Trump’s Cuts Imperils Funding for a Levee Project in Washington
The news came in a statement from the Department of Homeland Security. Under the new secretary, Kristi Noem, the department said it was eliminating waste and fraud, and that the grant program funding Hoquiam’s levees was “more concerned with political agendas than helping Americans affected by natural disasters.” And just like that, the financial motor of the entire project came to a stop.
“My first reaction was, ‘Oh, man, this is just the worst news you could ever get,’” said Mr. Shay, 56, a Grays Harbor native. He had returned after moving to Seattle for college because he wanted to help improve the place where he grew up. “It just felt like being stabbed in the heart,” he said.
Grays Harbor is a red county in a blue state, but no one there considered the levee project to be political. On the contrary, it was a basic piece of public infrastructure created in a remarkable act of common purpose: Two city councils and two Native American tribes, Democrats and Republicans had worked together to create it.

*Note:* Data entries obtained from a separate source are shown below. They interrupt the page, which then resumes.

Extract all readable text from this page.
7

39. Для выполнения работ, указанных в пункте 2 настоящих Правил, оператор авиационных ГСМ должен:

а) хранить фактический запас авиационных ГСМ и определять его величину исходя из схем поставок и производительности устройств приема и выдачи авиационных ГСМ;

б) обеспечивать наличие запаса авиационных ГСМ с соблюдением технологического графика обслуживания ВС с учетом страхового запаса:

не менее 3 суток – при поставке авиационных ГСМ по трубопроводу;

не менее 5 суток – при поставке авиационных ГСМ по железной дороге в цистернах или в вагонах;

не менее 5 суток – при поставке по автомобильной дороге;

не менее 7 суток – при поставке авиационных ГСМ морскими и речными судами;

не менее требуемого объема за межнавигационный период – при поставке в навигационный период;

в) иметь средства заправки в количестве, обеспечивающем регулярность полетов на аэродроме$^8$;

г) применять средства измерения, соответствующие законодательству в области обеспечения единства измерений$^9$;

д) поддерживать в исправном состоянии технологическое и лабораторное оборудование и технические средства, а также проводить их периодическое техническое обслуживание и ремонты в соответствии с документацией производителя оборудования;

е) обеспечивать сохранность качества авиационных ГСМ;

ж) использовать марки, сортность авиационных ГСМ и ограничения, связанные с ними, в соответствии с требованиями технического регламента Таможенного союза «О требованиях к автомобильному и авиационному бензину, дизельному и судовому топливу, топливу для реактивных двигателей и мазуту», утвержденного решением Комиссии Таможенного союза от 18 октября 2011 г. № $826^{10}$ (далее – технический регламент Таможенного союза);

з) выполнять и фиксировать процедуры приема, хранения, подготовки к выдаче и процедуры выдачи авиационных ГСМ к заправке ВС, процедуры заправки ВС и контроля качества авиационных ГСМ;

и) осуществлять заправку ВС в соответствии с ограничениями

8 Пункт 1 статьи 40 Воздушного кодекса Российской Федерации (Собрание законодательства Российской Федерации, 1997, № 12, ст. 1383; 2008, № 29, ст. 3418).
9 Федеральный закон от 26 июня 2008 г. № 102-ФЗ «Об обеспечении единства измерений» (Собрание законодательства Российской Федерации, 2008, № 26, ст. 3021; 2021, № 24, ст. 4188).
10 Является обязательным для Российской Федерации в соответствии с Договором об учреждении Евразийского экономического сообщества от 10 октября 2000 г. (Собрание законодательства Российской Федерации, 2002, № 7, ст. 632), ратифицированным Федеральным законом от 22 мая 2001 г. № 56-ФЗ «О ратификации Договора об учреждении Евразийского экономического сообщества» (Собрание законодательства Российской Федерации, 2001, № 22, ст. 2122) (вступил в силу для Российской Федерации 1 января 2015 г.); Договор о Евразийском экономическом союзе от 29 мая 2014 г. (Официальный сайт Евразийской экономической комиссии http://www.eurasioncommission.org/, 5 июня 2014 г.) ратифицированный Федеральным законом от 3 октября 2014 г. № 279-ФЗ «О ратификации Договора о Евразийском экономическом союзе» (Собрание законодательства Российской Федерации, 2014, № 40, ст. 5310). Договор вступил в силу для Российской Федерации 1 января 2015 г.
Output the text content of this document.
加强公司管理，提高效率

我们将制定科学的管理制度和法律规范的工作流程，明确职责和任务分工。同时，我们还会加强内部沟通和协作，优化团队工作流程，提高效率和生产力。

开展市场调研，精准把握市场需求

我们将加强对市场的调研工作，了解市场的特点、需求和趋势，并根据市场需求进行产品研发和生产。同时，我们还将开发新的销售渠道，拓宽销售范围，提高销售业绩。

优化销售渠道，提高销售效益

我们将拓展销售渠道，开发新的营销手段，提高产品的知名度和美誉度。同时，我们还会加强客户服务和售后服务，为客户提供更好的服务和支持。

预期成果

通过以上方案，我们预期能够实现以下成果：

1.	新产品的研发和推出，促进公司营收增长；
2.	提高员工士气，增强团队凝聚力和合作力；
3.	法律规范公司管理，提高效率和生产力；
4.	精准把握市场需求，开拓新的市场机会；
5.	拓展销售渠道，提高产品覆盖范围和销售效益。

Now the county has joined the ranks of communities nationwide that are puzzling over what to do about cuts the Trump administration made to projects and programs that no one imagined would be in danger. Town administrators are trying to determine whether the money is paused, rerouted through other programs or gone for good — and if it is gone, what to do to replace it.
“It’d be one thing if we have to wait a couple years, but I just really hope that it isn’t just cut and lost,” said Mr. Shay, whose administrator position is nonpartisan. “This is something we want, I want personally, so bad. We all want desperately.”